In this example, the expected difference in evaluations between neighbouring solutions highly depends on the scale of the profits assigned to the items. Therefore the temperatures are scaled accordingly by multiplying them with the average profit of all knapsack items. Alternatively, we could have normalized the profits.

// set temperature range, scaled according to average profit of knapsack items
double scale = computeAverageProfit(data);
double minTemp = scale * 0.001;
double maxTemp = scale * 0.1;

The average profit of all knapsack items is easily computed.

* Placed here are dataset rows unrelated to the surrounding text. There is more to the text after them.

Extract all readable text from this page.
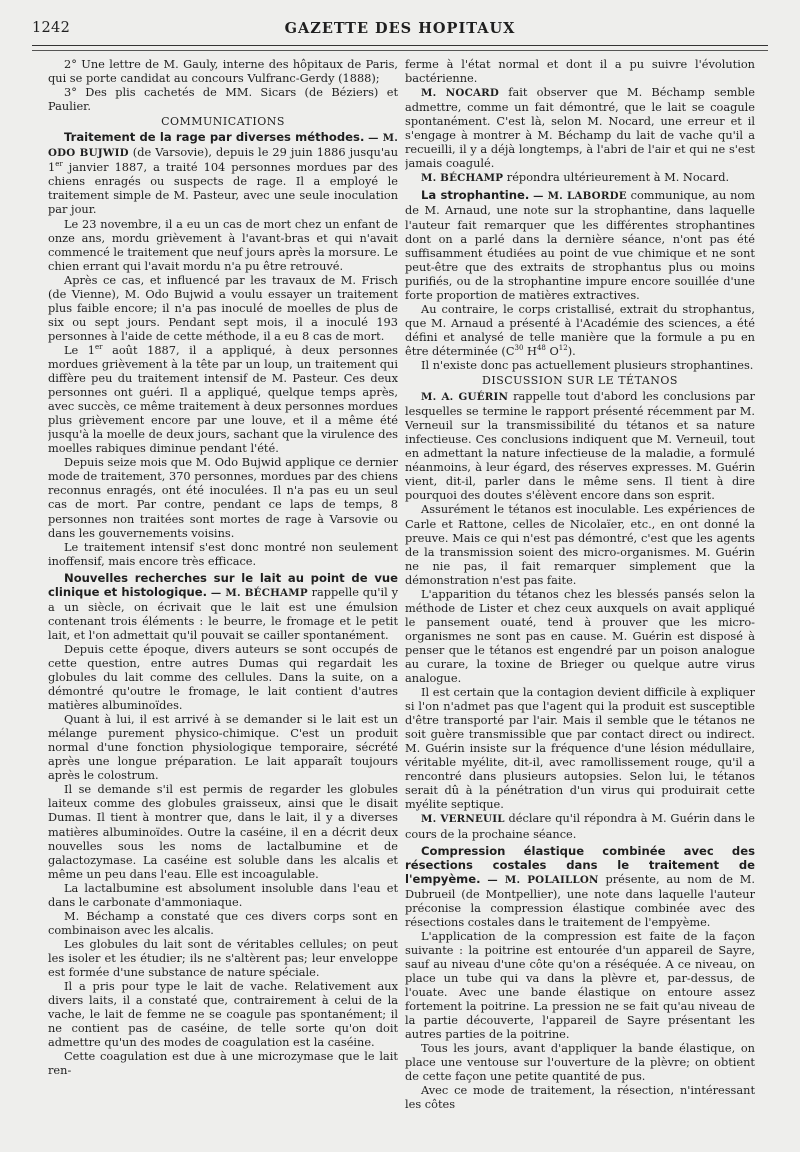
1242	GAZETTE DES HOPITAUX

2° Une lettre de M. Gauly, interne des hôpitaux de Paris, qui se porte candidat au concours Vulfranc-Gerdy (1888);

3° Des plis cachetés de MM. Sicars (de Béziers) et Paulier.

COMMUNICATIONS

Traitement de la rage par diverses méthodes. — M. ODO BUJWID (de Varsovie), depuis le 29 juin 1886 jusqu'au 1er janvier 1887, a traité 104 personnes mordues par des chiens enragés ou suspects de rage. Il a employé le traitement simple de M. Pasteur, avec une seule inoculation par jour.

Le 23 novembre, il a eu un cas de mort chez un enfant de onze ans, mordu grièvement à l'avant-bras et qui n'avait commencé le traitement que neuf jours après la morsure. Le chien errant qui l'avait mordu n'a pu être retrouvé.

Après ce cas, et influencé par les travaux de M. Frisch (de Vienne), M. Odo Bujwid a voulu essayer un traitement plus faible encore; il n'a pas inoculé de moelles de plus de six ou sept jours. Pendant sept mois, il a inoculé 193 personnes à l'aide de cette méthode, il a eu 8 cas de mort.

Le 1er août 1887, il a appliqué, à deux personnes mordues grièvement à la tête par un loup, un traitement qui diffère peu du traitement intensif de M. Pasteur. Ces deux personnes ont guéri. Il a appliqué, quelque temps après, avec succès, ce même traitement à deux personnes mordues plus grièvement encore par une louve, et il a même été jusqu'à la moelle de deux jours, sachant que la virulence des moelles rabiques diminue pendant l'été.

Depuis seize mois que M. Odo Bujwid applique ce dernier mode de traitement, 370 personnes, mordues par des chiens reconnus enragés, ont été inoculées. Il n'a pas eu un seul cas de mort. Par contre, pendant ce laps de temps, 8 personnes non traitées sont mortes de rage à Varsovie ou dans les gouvernements voisins.

Le traitement intensif s'est donc montré non seulement inoffensif, mais encore très efficace.

Nouvelles recherches sur le lait au point de vue clinique et histologique. — M. BÉCHAMP rappelle qu'il y a un siècle, on écrivait que le lait est une émulsion contenant trois éléments : le beurre, le fromage et le petit lait, et l'on admettait qu'il pouvait se cailler spontanément.

Depuis cette époque, divers auteurs se sont occupés de cette question, entre autres Dumas qui regardait les globules du lait comme des cellules. Dans la suite, on a démontré qu'outre le fromage, le lait contient d'autres matières albuminoïdes.

Quant à lui, il est arrivé à se demander si le lait est un mélange purement physico-chimique. C'est un produit normal d'une fonction physiologique temporaire, sécrété après une longue préparation. Le lait apparaît toujours après le colostrum.

Il se demande s'il est permis de regarder les globules laiteux comme des globules graisseux, ainsi que le disait Dumas. Il tient à montrer que, dans le lait, il y a diverses matières albuminoïdes. Outre la caséine, il en a décrit deux nouvelles sous les noms de lactalbumine et de galactozymase. La caséine est soluble dans les alcalis et même un peu dans l'eau. Elle est incoagulable.

La lactalbumine est absolument insoluble dans l'eau et dans le carbonate d'ammoniaque.

M. Béchamp a constaté que ces divers corps sont en combinaison avec les alcalis.

Les globules du lait sont de véritables cellules; on peut les isoler et les étudier; ils ne s'altèrent pas; leur enveloppe est formée d'une substance de nature spéciale.

Il a pris pour type le lait de vache. Relativement aux divers laits, il a constaté que, contrairement à celui de la vache, le lait de femme ne se coagule pas spontanément; il ne contient pas de caséine, de telle sorte qu'on doit admettre qu'un des modes de coagulation est la caséine.

Cette coagulation est due à une microzymase que le lait ren-

ferme à l'état normal et dont il a pu suivre l'évolution bactérienne.

M. NOCARD fait observer que M. Béchamp semble admettre, comme un fait démontré, que le lait se coagule spontanément. C'est là, selon M. Nocard, une erreur et il s'engage à montrer à M. Béchamp du lait de vache qu'il a recueilli, il y a déjà longtemps, à l'abri de l'air et qui ne s'est jamais coagulé.

M. BÉCHAMP répondra ultérieurement à M. Nocard.

La strophantine. — M. LABORDE communique, au nom de M. Arnaud, une note sur la strophantine, dans laquelle l'auteur fait remarquer que les différentes strophantines dont on a parlé dans la dernière séance, n'ont pas été suffisamment étudiées au point de vue chimique et ne sont peut-être que des extraits de strophantus plus ou moins purifiés, ou de la strophantine impure encore souillée d'une forte proportion de matières extractives.

Au contraire, le corps cristallisé, extrait du strophantus, que M. Arnaud a présenté à l'Académie des sciences, a été défini et analysé de telle manière que la formule a pu en être déterminée ($C^{30}$ $H^{48}$ $O^{12}$).

Il n'existe donc pas actuellement plusieurs strophantines.

DISCUSSION SUR LE TÉTANOS

M. A. GUÉRIN rappelle tout d'abord les conclusions par lesquelles se termine le rapport présenté récemment par M. Verneuil sur la transmissibilité du tétanos et sa nature infectieuse. Ces conclusions indiquent que M. Verneuil, tout en admettant la nature infectieuse de la maladie, a formulé néanmoins, à leur égard, des réserves expresses. M. Guérin vient, dit-il, parler dans le même sens. Il tient à dire pourquoi des doutes s'élèvent encore dans son esprit.

Assurément le tétanos est inoculable. Les expériences de Carle et Rattone, celles de Nicolaïer, etc., en ont donné la preuve. Mais ce qui n'est pas démontré, c'est que les agents de la transmission soient des micro-organismes. M. Guérin ne nie pas, il fait remarquer simplement que la démonstration n'est pas faite.

L'apparition du tétanos chez les blessés pansés selon la méthode de Lister et chez ceux auxquels on avait appliqué le pansement ouaté, tend à prouver que les micro-organismes ne sont pas en cause. M. Guérin est disposé à penser que le tétanos est engendré par un poison analogue au curare, la toxine de Brieger ou quelque autre virus analogue.

Il est certain que la contagion devient difficile à expliquer si l'on n'admet pas que l'agent qui la produit est susceptible d'être transporté par l'air. Mais il semble que le tétanos ne soit guère transmissible que par contact direct ou indirect. M. Guérin insiste sur la fréquence d'une lésion médullaire, véritable myélite, dit-il, avec ramollissement rouge, qu'il a rencontré dans plusieurs autopsies. Selon lui, le tétanos serait dû à la pénétration d'un virus qui produirait cette myélite septique.

M. VERNEUIL déclare qu'il répondra à M. Guérin dans le cours de la prochaine séance.

Compression élastique combinée avec des résections costales dans le traitement de l'empyème. — M. POLAILLON présente, au nom de M. Dubrueil (de Montpellier), une note dans laquelle l'auteur préconise la compression élastique combinée avec des résections costales dans le traitement de l'empyème.

L'application de la compression est faite de la façon suivante : la poitrine est entourée d'un appareil de Sayre, sauf au niveau d'une côte qu'on a réséquée. A ce niveau, on place un tube qui va dans la plèvre et, par-dessus, de l'ouate. Avec une bande élastique on entoure assez fortement la poitrine. La pression ne se fait qu'au niveau de la partie découverte, l'appareil de Sayre présentant les autres parties de la poitrine.

Tous les jours, avant d'appliquer la bande élastique, on place une ventouse sur l'ouverture de la plèvre; on obtient de cette façon une petite quantité de pus.

Avec ce mode de traitement, la résection, n'intéressant les côtes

double computeAverageProfit(KnapsackData data){
    return data.getIDs().stream().mapToDouble(data::getProfit).average().getAsDouble();
}

Now we can create the parallel tempering search.

// create parallel tempering
int numReplicas = 10;
ParallelTempering<SubsetSolution> parallelTempering = new ParallelTempering<>(problem,
                                                            new SinglePerturbationNeighbourhood(),
                                                            numReplicas, minTemp, maxTemp);

Running the search is done in exactly the same way as for the random descent algorithm. Experimenting with some example input will show that the advanced parallel tempering algorithm finds much better solutions for the 0/1 knapsack problem as compared to the basic random descent algorithm.

The complete source code of this example is available on GitHub, including some additional code to read the input from a text file. You can also download a ZIP file that contains the Java sources of all examples, a compiled JAR (including all dependencies) as well as some input files for in case you want to run any of the examples. To run this example, execute

$ java -cp james-examples.jar org.jamesframework.examples.knapsack.KnapSack <inputfile> <capacity> <runtime>

from the command line. The input file should be a text file in which the first row contains a single number N that indicates the number of available knapsack items. The subsequent N rows each contain the profit and weight (in this order) of a single item, separated by one or more spaces. The runtime is given in seconds.